Eintracht: Wichtiges Löwenduell

Drittliga-Fußball: Wichtiger 1:0-Erfolg in Lotte – Samstag kommt 1860 München

Freut sich über Manuel Janzers Entwicklung: Eintracht-Trainer André Schubert. Foto: imago/SH

Braunschweig. Auch beim direkten Konkurrenten Sportfreunde Lotte haben sich Eintrachts Drittliga-Fußballer keine Blöße gegeben und beim 1:0-Erfolg drei ganz wichtige Punkte mit auf die kurze Heimreise genommen.

Der Abstand zu den Abstiegsplätzen verringerte sich dennoch nicht, da Sonnenhof Großaspach tags zuvor mit einem 2:1-Sieg gegen die Würzburg Kickers vorgelegt hatte.
Vor dem Löwenderby gegen 1860 München am kommenden Samstag (14 Uhr) im Eintracht-Stadion ist das Feld damit aber noch dichter zusammengerückt.
Die „Basics“ gaben für André Schubert im Nachhinein den Ausschlag für den knappen Erfolg beim Klub am Autobahnkreuz nahe Osnabrück. „Daran haben wir uns bei einem typischen Drittligisten, der über Kampf, Mentalität und Einstellung kommt, erinnert“, so der Eintracht-Coach, der sich dennoch ärgerte, dass seine Mannschaft diese Tugenden zuvor „nicht immer“ beherzigt hatte.

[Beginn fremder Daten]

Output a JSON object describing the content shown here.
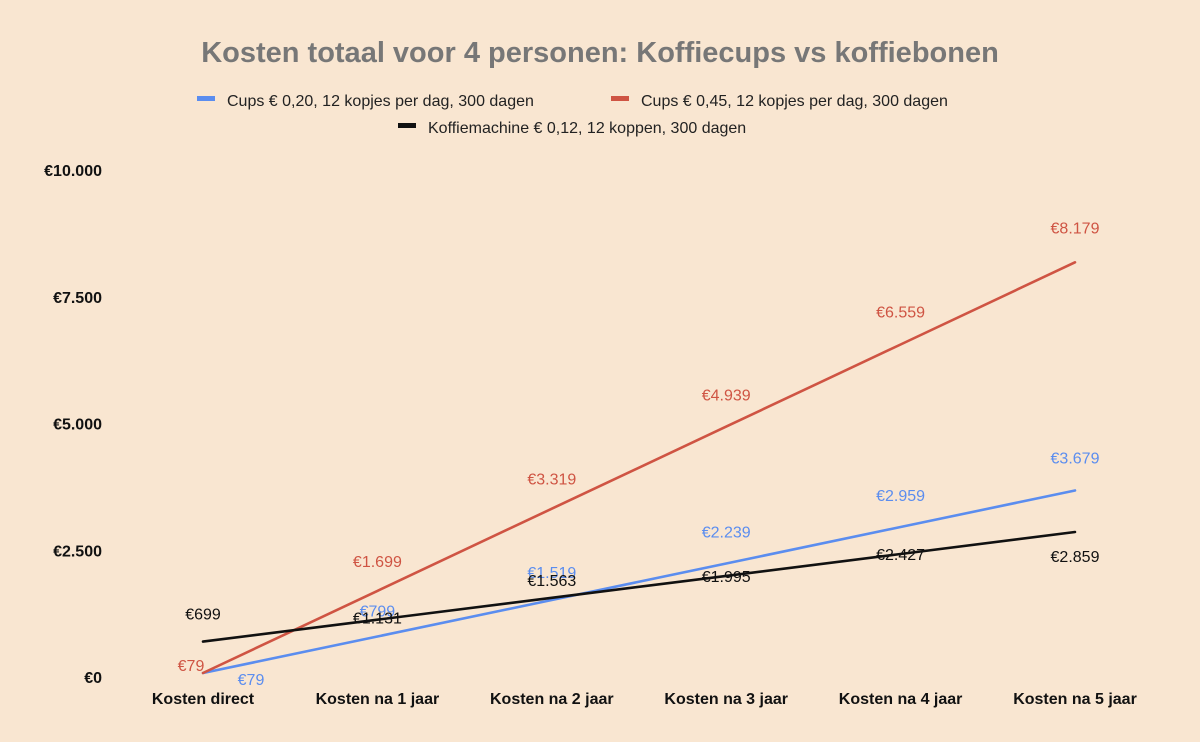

Hierbei spielte Trainer André Schubert in erster Linie auf die Rote Karte für Steffen Nkansah an. Der Innenverteidiger hatte einen langen Pass des Gegners vor dem eigenen Strafraum anzunehmen versucht, den Ball dabei aber mit der Brust in den Lauf von Lottes Jaroslaw Lindner gelegt und diesen auf Kosten eines Fouls gestoppt, das von Schiedsrichter Steffen Brütting als Notbremse ausgelegt wurde.
Dieser Interpretation wollte sich Schubert allerdings nicht anschließen. „Man muss überlegen, ob es tatsächlich eine Rote Karte war, wenn Robin Becker, einer der schnellsten Innenverteidiger der Liga, direkt nebenher läuft“, so der 47-Jährige, der Nkansah trotzdem eine Handlungsalternative empfohlen hätte: „Klärt er den Ball rechts oder links zum Flügel, passiert nichts.“

Trotz des Platzverweises zeigten sich die Löwen jedoch weiter konzentriert, auch wenn ihnen die Gelb-Rote Karte für Lottes Paterson Chato (70.) naturgemäß in die Karten spielte.
Auch hätten die Blau-Gelben das Zittern der über 1500 mitgereisten Eintracht-Fans nach dem verwandelten Elfmeter von Pfitzner (49.) durch einen weiteren Treffer frühzeitig beenden können. „In der zweiten Halbzeit müssen wir einfach das zweite oder dritte Tor machen, haben aber bei einigen Kontern zu früh abgespielt, das müssen wir besser machen“, bemängelte Schubert.
Im nächsten Heimspiel gegen 1860 München muss er neben dem rotgesperrten Nkansah auch Pfitzner ersetzen, der die fünfte Gelbe Karte sah: „Wir müssen immer wieder Lösungen finden, falls Spieler ausfallen. Wir haben uns zur Winterpause so aufgestellt, dass dann andere Jungs da sind.“ Hierzu gehören Nils Rütten (Rotsperre abgelaufen) und Christoph Menz, die beide schon auf den vakanten Positionen in der Innenverteidigung und im defensiven Mittelfeld zum Einsatz gekommen sind.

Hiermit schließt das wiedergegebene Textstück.